There are a few things to keep in mind when studying these figures: first, although I have split up the 17 output units into 4 groups, all the units were competing for resources with all the other units during training. Hence, a temporary worsening of the performance of the Status unit might be related to an improvement of the performance of the Infinity unit. Second, the backpropagation learning algorithm forces the network to decrease its global error, so there are moments when individual error rates have to go up again in order to achieve this aim. Third, the results presented above show how the network learnt on a single training instance -- while some of the evolutions can be expected to be typical for this type of network and this type of input data, others will be the result of the particular position which the network occupied in the space of possible solutions when it was randomly initialized.

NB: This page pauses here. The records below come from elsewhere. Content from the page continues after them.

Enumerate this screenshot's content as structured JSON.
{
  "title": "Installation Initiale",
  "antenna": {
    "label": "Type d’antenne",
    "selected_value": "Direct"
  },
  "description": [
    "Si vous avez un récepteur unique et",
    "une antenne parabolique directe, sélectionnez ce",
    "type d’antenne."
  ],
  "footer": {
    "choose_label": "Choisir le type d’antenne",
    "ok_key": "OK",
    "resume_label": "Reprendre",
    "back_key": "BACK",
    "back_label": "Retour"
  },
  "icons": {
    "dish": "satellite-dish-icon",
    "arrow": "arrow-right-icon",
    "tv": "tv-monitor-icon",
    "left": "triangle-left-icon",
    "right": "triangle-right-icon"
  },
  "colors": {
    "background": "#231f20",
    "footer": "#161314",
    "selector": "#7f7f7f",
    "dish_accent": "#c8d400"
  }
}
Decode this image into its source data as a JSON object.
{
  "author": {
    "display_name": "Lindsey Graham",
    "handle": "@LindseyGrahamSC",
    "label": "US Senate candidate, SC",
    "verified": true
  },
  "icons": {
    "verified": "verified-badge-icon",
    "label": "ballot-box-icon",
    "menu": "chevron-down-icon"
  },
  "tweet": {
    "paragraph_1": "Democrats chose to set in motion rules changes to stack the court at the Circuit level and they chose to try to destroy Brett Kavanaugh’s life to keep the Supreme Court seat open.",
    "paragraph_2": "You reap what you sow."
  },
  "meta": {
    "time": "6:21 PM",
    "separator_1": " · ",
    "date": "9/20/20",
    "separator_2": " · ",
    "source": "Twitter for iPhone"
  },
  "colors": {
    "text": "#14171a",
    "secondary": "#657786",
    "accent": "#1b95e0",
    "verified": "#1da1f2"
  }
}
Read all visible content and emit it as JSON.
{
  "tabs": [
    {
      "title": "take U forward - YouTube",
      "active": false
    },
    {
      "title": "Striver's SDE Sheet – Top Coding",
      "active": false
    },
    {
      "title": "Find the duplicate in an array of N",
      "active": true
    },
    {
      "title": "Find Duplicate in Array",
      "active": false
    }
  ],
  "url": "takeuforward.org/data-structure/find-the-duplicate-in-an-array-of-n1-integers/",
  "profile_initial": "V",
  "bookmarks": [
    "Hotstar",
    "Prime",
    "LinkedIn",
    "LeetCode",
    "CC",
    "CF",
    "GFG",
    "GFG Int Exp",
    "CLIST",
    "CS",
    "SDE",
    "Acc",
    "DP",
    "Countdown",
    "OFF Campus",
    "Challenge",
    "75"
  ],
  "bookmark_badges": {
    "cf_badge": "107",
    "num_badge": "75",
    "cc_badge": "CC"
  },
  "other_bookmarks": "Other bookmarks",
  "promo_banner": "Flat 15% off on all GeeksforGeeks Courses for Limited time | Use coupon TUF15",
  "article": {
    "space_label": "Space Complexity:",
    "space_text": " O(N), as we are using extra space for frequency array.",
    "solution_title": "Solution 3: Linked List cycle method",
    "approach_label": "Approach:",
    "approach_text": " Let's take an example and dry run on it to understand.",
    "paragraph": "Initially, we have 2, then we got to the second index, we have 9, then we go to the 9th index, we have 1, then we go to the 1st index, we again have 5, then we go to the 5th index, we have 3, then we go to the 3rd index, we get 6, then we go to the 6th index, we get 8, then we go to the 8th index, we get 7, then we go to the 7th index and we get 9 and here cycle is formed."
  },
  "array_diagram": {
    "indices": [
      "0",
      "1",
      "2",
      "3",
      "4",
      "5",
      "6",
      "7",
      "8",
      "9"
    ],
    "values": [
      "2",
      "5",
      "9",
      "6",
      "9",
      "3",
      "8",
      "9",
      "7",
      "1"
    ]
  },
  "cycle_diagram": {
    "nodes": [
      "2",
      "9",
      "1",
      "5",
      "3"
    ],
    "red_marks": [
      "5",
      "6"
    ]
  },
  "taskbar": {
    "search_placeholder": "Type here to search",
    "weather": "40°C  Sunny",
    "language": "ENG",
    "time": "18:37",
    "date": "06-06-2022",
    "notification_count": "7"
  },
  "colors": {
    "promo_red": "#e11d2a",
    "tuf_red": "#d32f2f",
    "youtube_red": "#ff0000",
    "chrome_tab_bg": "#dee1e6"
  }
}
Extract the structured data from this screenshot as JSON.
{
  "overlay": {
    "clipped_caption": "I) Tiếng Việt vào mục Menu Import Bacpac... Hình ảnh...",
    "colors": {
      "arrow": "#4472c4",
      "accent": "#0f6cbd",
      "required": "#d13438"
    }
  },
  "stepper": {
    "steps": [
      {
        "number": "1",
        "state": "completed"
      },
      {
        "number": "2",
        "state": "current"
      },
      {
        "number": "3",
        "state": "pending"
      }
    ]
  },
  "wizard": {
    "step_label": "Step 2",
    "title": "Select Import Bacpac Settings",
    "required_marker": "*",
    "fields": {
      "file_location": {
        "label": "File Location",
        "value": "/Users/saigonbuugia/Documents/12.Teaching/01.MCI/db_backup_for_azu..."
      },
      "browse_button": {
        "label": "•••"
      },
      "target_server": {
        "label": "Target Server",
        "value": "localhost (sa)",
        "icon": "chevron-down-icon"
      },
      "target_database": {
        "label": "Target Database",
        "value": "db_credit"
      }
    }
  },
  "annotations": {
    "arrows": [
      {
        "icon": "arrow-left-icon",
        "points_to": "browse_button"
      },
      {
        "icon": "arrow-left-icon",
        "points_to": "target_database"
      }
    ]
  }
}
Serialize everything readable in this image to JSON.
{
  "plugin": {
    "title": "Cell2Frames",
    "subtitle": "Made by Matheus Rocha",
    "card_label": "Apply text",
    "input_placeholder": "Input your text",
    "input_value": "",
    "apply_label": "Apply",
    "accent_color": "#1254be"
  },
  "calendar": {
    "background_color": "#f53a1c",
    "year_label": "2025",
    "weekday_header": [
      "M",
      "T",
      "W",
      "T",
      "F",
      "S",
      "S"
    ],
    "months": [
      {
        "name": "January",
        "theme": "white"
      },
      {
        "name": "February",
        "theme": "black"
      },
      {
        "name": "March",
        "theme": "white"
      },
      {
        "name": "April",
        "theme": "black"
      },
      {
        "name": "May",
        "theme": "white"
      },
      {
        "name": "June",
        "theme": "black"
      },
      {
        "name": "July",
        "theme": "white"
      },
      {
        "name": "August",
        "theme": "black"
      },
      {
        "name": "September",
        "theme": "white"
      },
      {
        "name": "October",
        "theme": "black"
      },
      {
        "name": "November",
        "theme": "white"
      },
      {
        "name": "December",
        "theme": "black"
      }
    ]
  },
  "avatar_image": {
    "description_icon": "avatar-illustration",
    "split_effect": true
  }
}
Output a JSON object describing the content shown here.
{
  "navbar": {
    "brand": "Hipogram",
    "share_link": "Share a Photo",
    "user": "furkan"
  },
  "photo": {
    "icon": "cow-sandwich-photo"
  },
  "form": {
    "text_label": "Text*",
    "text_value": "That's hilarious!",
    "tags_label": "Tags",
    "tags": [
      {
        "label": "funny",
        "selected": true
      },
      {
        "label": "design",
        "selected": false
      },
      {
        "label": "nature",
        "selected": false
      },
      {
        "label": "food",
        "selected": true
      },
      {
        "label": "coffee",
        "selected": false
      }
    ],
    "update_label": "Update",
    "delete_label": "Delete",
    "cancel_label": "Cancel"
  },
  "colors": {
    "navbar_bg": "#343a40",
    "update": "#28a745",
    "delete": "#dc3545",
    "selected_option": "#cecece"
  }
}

Some of the more striking evolutions are probably not accidental: it is fairly to see that even after 1 epoch the network has already become sensitive to the statistical properties of the training corpus: all patterns are given the Indicative mood, are considered to be ID1, and Declarative. While this means that there are no missed errors for these units, there are nothing but missed errors for the related units. The network is then forced to abandon this easy strategy, so the missed errors for the dominant units increase while the net becomes engaged in detecting useful hints for the other units. If we look at what happens after the 10th epoch, we see that the net spends most of the last 110 training epochs on tuning the clausal types (especially the Complement and Yes/No-Question units) and the difficult Polarity unit.